HAMMOND: You may have beaten me there, and if you did,
-that's just 'cause you had a better obstacle. -What rubbish!
You had a brick wall, I had wooden walls.
Somebody start measuring this.
-Measure it. Let's measure it. -Well, I tell you.
I'm not... I promise you.
Ow, this actually really hurts.
-(APPLAUSE) -See, how many lorries are trashed
-on that Strictly Come Dancing thing? -CLARKSON: None.
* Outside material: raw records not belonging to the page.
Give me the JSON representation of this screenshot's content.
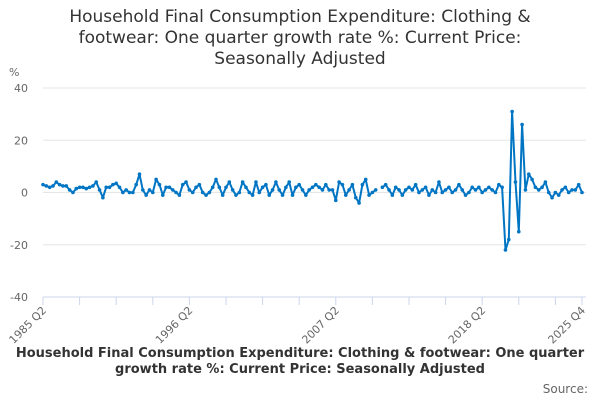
{
  "chart_data": {
    "type": "line",
    "title": "Household Final Consumption Expenditure: Clothing & footwear: One quarter growth rate %: Current Price: Seasonally Adjusted",
    "ylabel": "%",
    "x_start": "1985 Q2",
    "x_end": "2025 Q4",
    "frequency": "quarterly",
    "xtick_labels": [
      "1985 Q2",
      "1996 Q2",
      "2007 Q2",
      "2018 Q2",
      "2025 Q4"
    ],
    "ytick_labels": [
      "40",
      "20",
      "0",
      "-20",
      "-40"
    ],
    "ylim": [
      -40,
      40
    ],
    "grid": true,
    "color": "#0075c4",
    "values": [
      3,
      2.5,
      2,
      2.5,
      4,
      3,
      2.5,
      2.5,
      1,
      0,
      1.5,
      2,
      2,
      1.5,
      2,
      2.5,
      4,
      1,
      -2,
      2,
      2,
      3,
      3.5,
      2,
      0,
      1,
      0,
      0,
      3,
      7,
      1,
      -1,
      1,
      0,
      5,
      3,
      -1,
      2,
      2,
      1,
      0,
      -1,
      3,
      4,
      1,
      0,
      2,
      3,
      0,
      -1,
      0,
      2,
      5,
      2,
      -1,
      2,
      4,
      1,
      -1,
      0,
      4,
      2,
      0,
      -1,
      4,
      0,
      2,
      3,
      -1,
      1,
      4,
      1,
      -1,
      2,
      4,
      -1,
      2,
      3,
      1,
      -1,
      1,
      2,
      3,
      2,
      1,
      3,
      1,
      1,
      -3,
      4,
      3,
      -1,
      1,
      3,
      -2,
      -4,
      3,
      5,
      -1,
      0,
      1,
      null,
      2,
      3,
      1,
      -1,
      2,
      1,
      -1,
      1,
      2,
      1,
      3,
      0,
      1,
      2,
      -1,
      1,
      0,
      4,
      0,
      1,
      2,
      0,
      1,
      3,
      1,
      -1,
      0,
      2,
      1,
      2,
      0,
      1,
      2,
      1,
      0,
      3,
      2,
      -22,
      -18,
      31,
      4,
      -15,
      26,
      1,
      7,
      5,
      2,
      1,
      2,
      4,
      0,
      -2,
      0,
      -1,
      1,
      2,
      0,
      1,
      1,
      3,
      0
    ]
  },
  "footer_text": "Household Final Consumption Expenditure: Clothing & footwear: One quarter growth rate %: Current Price: Seasonally Adjusted",
  "source_label": "Source:"
}
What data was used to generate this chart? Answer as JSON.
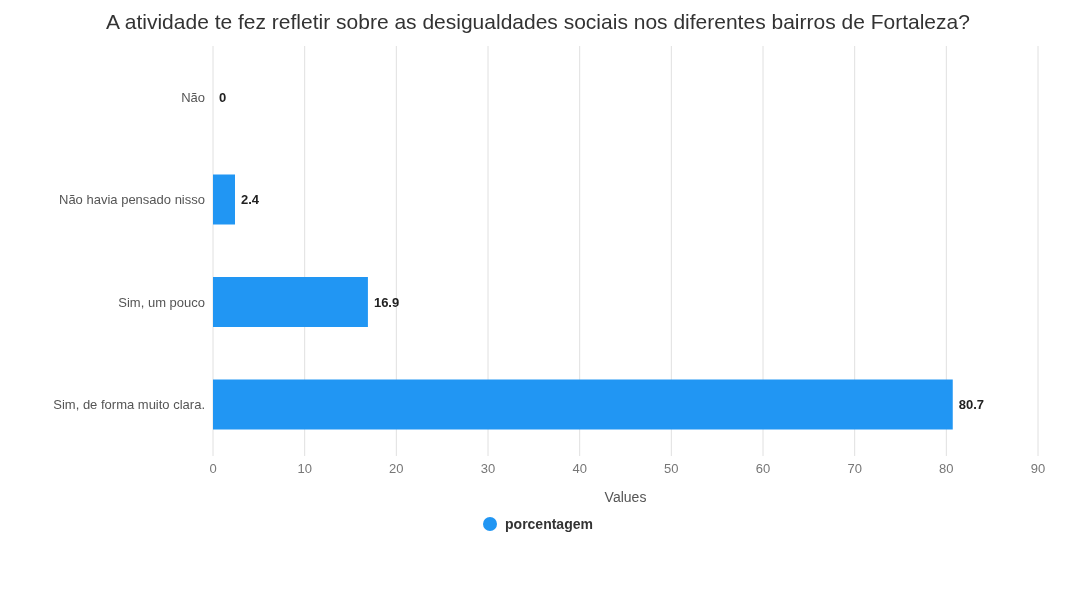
{
  "chart_data": {
    "type": "bar",
    "orientation": "horizontal",
    "title": "A atividade te fez refletir sobre as desigualdades sociais nos diferentes bairros de Fortaleza?",
    "categories": [
      "Não",
      "Não havia pensado nisso",
      "Sim, um pouco",
      "Sim, de forma muito clara."
    ],
    "series": [
      {
        "name": "porcentagem",
        "color": "#2196f3",
        "values": [
          0,
          2.4,
          16.9,
          80.7
        ]
      }
    ],
    "xlabel": "Values",
    "xlim": [
      0,
      90
    ],
    "xticks": [
      0,
      10,
      20,
      30,
      40,
      50,
      60,
      70,
      80,
      90
    ],
    "grid": "x",
    "legend": "bottom",
    "data_labels": true
  }
}
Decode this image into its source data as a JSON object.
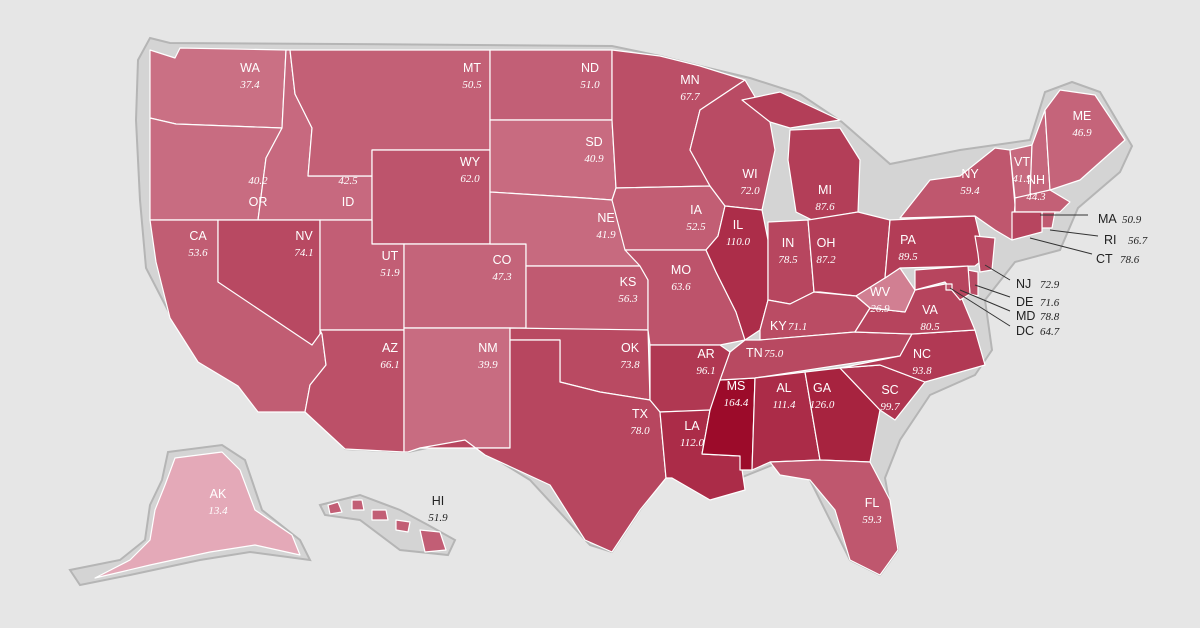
{
  "map": {
    "colors": {
      "background": "#e6e6e6",
      "scale_low": "#e4a9b8",
      "scale_high": "#9c0b2a",
      "value_min": 13.4,
      "value_max": 164.4
    },
    "states": [
      {
        "abbr": "WA",
        "value": "37.4"
      },
      {
        "abbr": "OR",
        "value": "40.2"
      },
      {
        "abbr": "CA",
        "value": "53.6"
      },
      {
        "abbr": "ID",
        "value": "42.5"
      },
      {
        "abbr": "NV",
        "value": "74.1"
      },
      {
        "abbr": "MT",
        "value": "50.5"
      },
      {
        "abbr": "WY",
        "value": "62.0"
      },
      {
        "abbr": "UT",
        "value": "51.9"
      },
      {
        "abbr": "AZ",
        "value": "66.1"
      },
      {
        "abbr": "CO",
        "value": "47.3"
      },
      {
        "abbr": "NM",
        "value": "39.9"
      },
      {
        "abbr": "ND",
        "value": "51.0"
      },
      {
        "abbr": "SD",
        "value": "40.9"
      },
      {
        "abbr": "NE",
        "value": "41.9"
      },
      {
        "abbr": "KS",
        "value": "56.3"
      },
      {
        "abbr": "OK",
        "value": "73.8"
      },
      {
        "abbr": "TX",
        "value": "78.0"
      },
      {
        "abbr": "MN",
        "value": "67.7"
      },
      {
        "abbr": "IA",
        "value": "52.5"
      },
      {
        "abbr": "MO",
        "value": "63.6"
      },
      {
        "abbr": "AR",
        "value": "96.1"
      },
      {
        "abbr": "LA",
        "value": "112.0"
      },
      {
        "abbr": "WI",
        "value": "72.0"
      },
      {
        "abbr": "IL",
        "value": "110.0"
      },
      {
        "abbr": "MS",
        "value": "164.4"
      },
      {
        "abbr": "MI",
        "value": "87.6"
      },
      {
        "abbr": "IN",
        "value": "78.5"
      },
      {
        "abbr": "OH",
        "value": "87.2"
      },
      {
        "abbr": "KY",
        "value": "71.1"
      },
      {
        "abbr": "TN",
        "value": "75.0"
      },
      {
        "abbr": "AL",
        "value": "111.4"
      },
      {
        "abbr": "GA",
        "value": "126.0"
      },
      {
        "abbr": "FL",
        "value": "59.3"
      },
      {
        "abbr": "SC",
        "value": "99.7"
      },
      {
        "abbr": "NC",
        "value": "93.8"
      },
      {
        "abbr": "VA",
        "value": "80.5"
      },
      {
        "abbr": "WV",
        "value": "26.9"
      },
      {
        "abbr": "PA",
        "value": "89.5"
      },
      {
        "abbr": "NY",
        "value": "59.4"
      },
      {
        "abbr": "VT",
        "value": "41.9"
      },
      {
        "abbr": "NH",
        "value": "44.3"
      },
      {
        "abbr": "ME",
        "value": "46.9"
      },
      {
        "abbr": "MA",
        "value": "50.9"
      },
      {
        "abbr": "RI",
        "value": "56.7"
      },
      {
        "abbr": "CT",
        "value": "78.6"
      },
      {
        "abbr": "NJ",
        "value": "72.9"
      },
      {
        "abbr": "DE",
        "value": "71.6"
      },
      {
        "abbr": "MD",
        "value": "78.8"
      },
      {
        "abbr": "DC",
        "value": "64.7"
      },
      {
        "abbr": "AK",
        "value": "13.4"
      },
      {
        "abbr": "HI",
        "value": "51.9"
      }
    ]
  }
}
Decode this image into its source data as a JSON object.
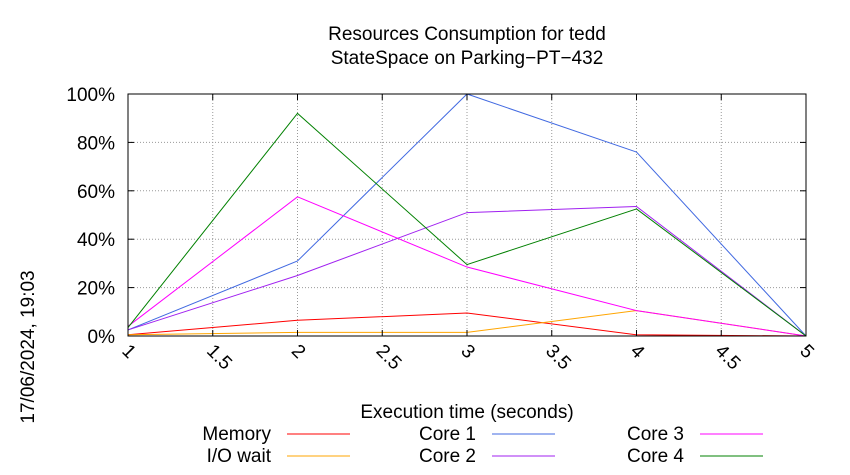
{
  "chart_data": {
    "type": "line",
    "title_line1": "Resources Consumption for tedd",
    "title_line2": "StateSpace on Parking−PT−432",
    "xlabel": "Execution time (seconds)",
    "ylabel": "",
    "side_label": "17/06/2024, 19:03",
    "xlim": [
      1,
      5
    ],
    "ylim": [
      0,
      100
    ],
    "x_ticks": [
      1,
      1.5,
      2,
      2.5,
      3,
      3.5,
      4,
      4.5,
      5
    ],
    "x_tick_labels": [
      "1",
      "1.5",
      "2",
      "2.5",
      "3",
      "3.5",
      "4",
      "4.5",
      "5"
    ],
    "y_ticks": [
      0,
      20,
      40,
      60,
      80,
      100
    ],
    "y_tick_labels": [
      "0%",
      "20%",
      "40%",
      "60%",
      "80%",
      "100%"
    ],
    "grid": true,
    "legend_position": "bottom",
    "series": [
      {
        "name": "Memory",
        "color": "#ff0000",
        "x": [
          1,
          2,
          3,
          4,
          5
        ],
        "values": [
          0.5,
          6.5,
          9.5,
          0.5,
          0
        ]
      },
      {
        "name": "I/O wait",
        "color": "#ffa500",
        "x": [
          1,
          2,
          3,
          4,
          5
        ],
        "values": [
          0.5,
          1.5,
          1.5,
          10.5,
          0
        ]
      },
      {
        "name": "Core 1",
        "color": "#4169e1",
        "x": [
          1,
          2,
          3,
          4,
          5
        ],
        "values": [
          2.5,
          31,
          100,
          76,
          0
        ]
      },
      {
        "name": "Core 2",
        "color": "#a020f0",
        "x": [
          1,
          2,
          3,
          4,
          5
        ],
        "values": [
          2.5,
          25,
          51,
          53.5,
          0
        ]
      },
      {
        "name": "Core 3",
        "color": "#ff00ff",
        "x": [
          1,
          2,
          3,
          4,
          5
        ],
        "values": [
          4,
          57.5,
          28.5,
          10.5,
          0
        ]
      },
      {
        "name": "Core 4",
        "color": "#008000",
        "x": [
          1,
          2,
          3,
          4,
          5
        ],
        "values": [
          3.5,
          92,
          29.5,
          52.5,
          0
        ]
      }
    ]
  }
}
Now, um, we should explain.
The impact that I had there was pretty severe.
Uh... My ankle burst
where the clutch pedal went through it.
My head was dislodged from the spine.
Uh... And really, we've ended up with a Top Gear top tip.
If you are a lorryist and you're going to have an accident,
and there's a choice of something to hit,
-avoid anything with bricks in it. -(ALL LAUGH)
Always swerve and go for the big pile of mineral water.
-Yes, that's a safer bet. -(ALL LAUGH)
Anyway, look, we have done a scoreboard.
It's hopeless to be honest and massively complicated,
but the upshot of it is this...
I got 60 points.
Hammond, you got minus 25.
-(ALL CHUCKLE) -And Jeremy,
-you got... -A gear lever in his bottom.
A gear lever in his bottom.
And minus...
-Three thousand, five hundred and sixty. -(ALL LAUGH)
-Why did I get that? -You just did.
(ALL LAUGH)
Whatever. We have proved...
We have proved that the Scania P94D
is the best truck in Britain today.
And next week we have more lorries on.
In fact, because we've been to America to test some muscle cars.
So we'll see you then, unless of course,
you're all watching the sequinned has-beens on the other side.
-(ALL LAUGH) -Take care, good night.